The United States Federal Reserve has determined that all 23 of the country’s largest banks would be able to survive a severe recession following its “stress tests.”
The report issued on June 28 also showed relative weakness among the midsize and regional banks. However, the stress test only required the 23 banks that are the country’s largest lenders to participate in testing.
In light of the banking crisis earlier this year, Fed policymakers hinted that stress testing could be made harder in the future.
The Fed’s vice chair for supervision, Michael Barr, commented:
“We should remain humble about how risks can arise and continue our work to ensure that banks are resilient to a range of economic scenarios, market shocks, and other stresses.”

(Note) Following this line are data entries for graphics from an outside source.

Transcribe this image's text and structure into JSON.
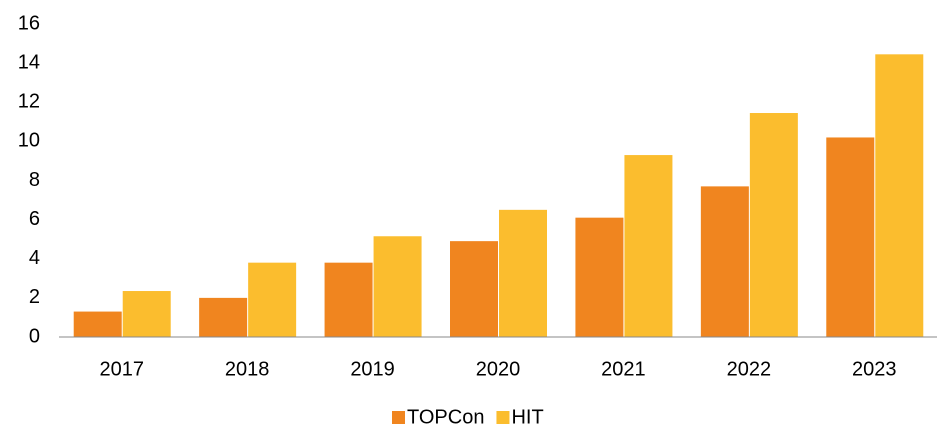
{
  "chart_data": {
    "type": "bar",
    "categories": [
      "2017",
      "2018",
      "2019",
      "2020",
      "2021",
      "2022",
      "2023"
    ],
    "series": [
      {
        "name": "TOPCon",
        "color": "#f0851f",
        "values": [
          1.3,
          2.0,
          3.8,
          4.9,
          6.1,
          7.7,
          10.2
        ]
      },
      {
        "name": "HIT",
        "color": "#fbbd2e",
        "values": [
          2.35,
          3.8,
          5.15,
          6.5,
          9.3,
          11.45,
          14.45
        ]
      }
    ],
    "ylim": [
      0,
      16
    ],
    "yticks": [
      0,
      2,
      4,
      6,
      8,
      10,
      12,
      14,
      16
    ],
    "grid": false,
    "legend": "bottom"
  }
}
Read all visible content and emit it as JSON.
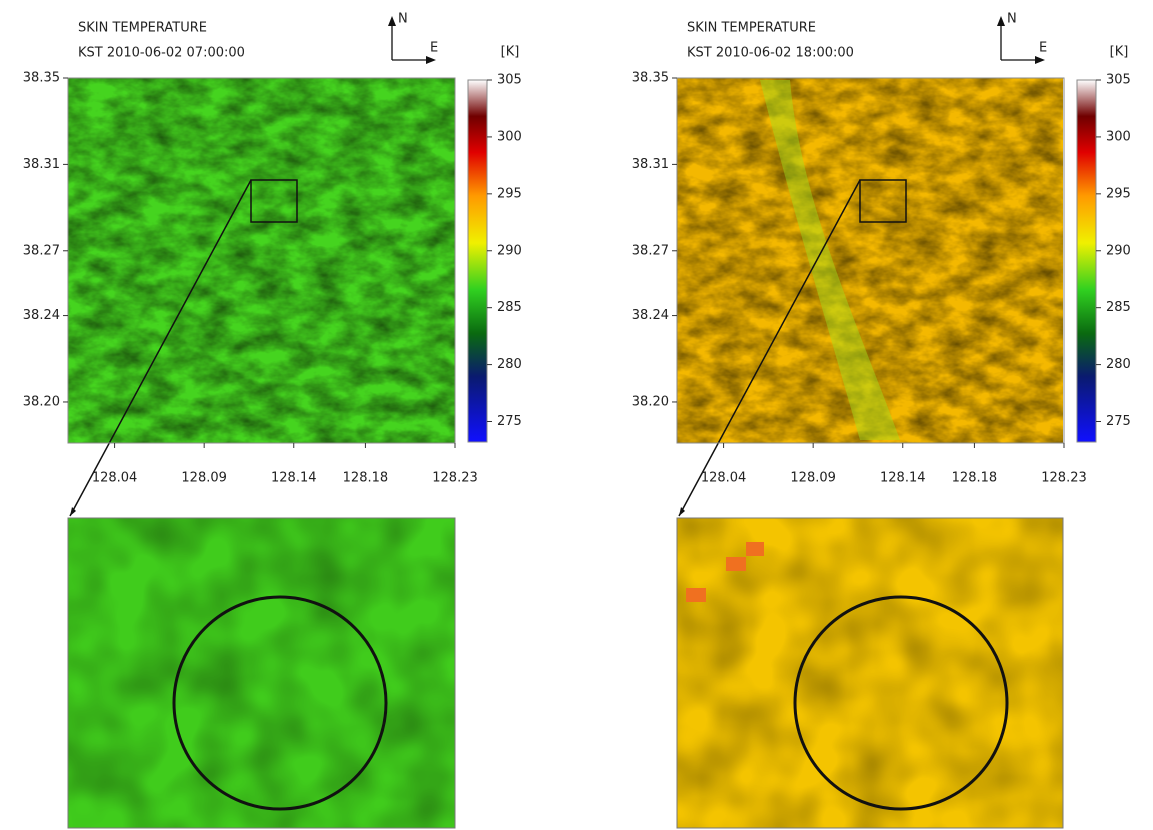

Bank stress tests have been carried out every year since the 2008 financial crisis, which was caused by U.S. banks. The Fed tests how severe banking industry losses would be if unemployment were to skyrocket and economic activity were to severely contract.
In this year’s stress test, the Fed tested a severe global recession scenario which caused 40% and 38% declines in commercial and home property prices respectively. In the worst-case scenario, unemployment would hit 10% — it is currently 3.7%.
The 23 largest banks would have collective losses of $541 billion in this scenario, according to the tests.
A bank must have a stressed capital ratio of at least 4.5% to be considered for a passing grade, according to the Fed. Capital ratios are a key measure of a bank’s financial strength.
Earlier this year the American banking system was rocked by several high-profile collapses including Silicon Valley Bank, Signature Bank, Silvergate Bank, and First Republic Bank. Others including PacWest and Western Alliance were on shaky ground.
The Fed has been actively bailing out smaller banks this year through its Bank Term Funding Program (BTFP) set up in March.
More than $100 billion has already been spent propping up small and mid-sized banks on the ropes, according to the Federal Reserve data.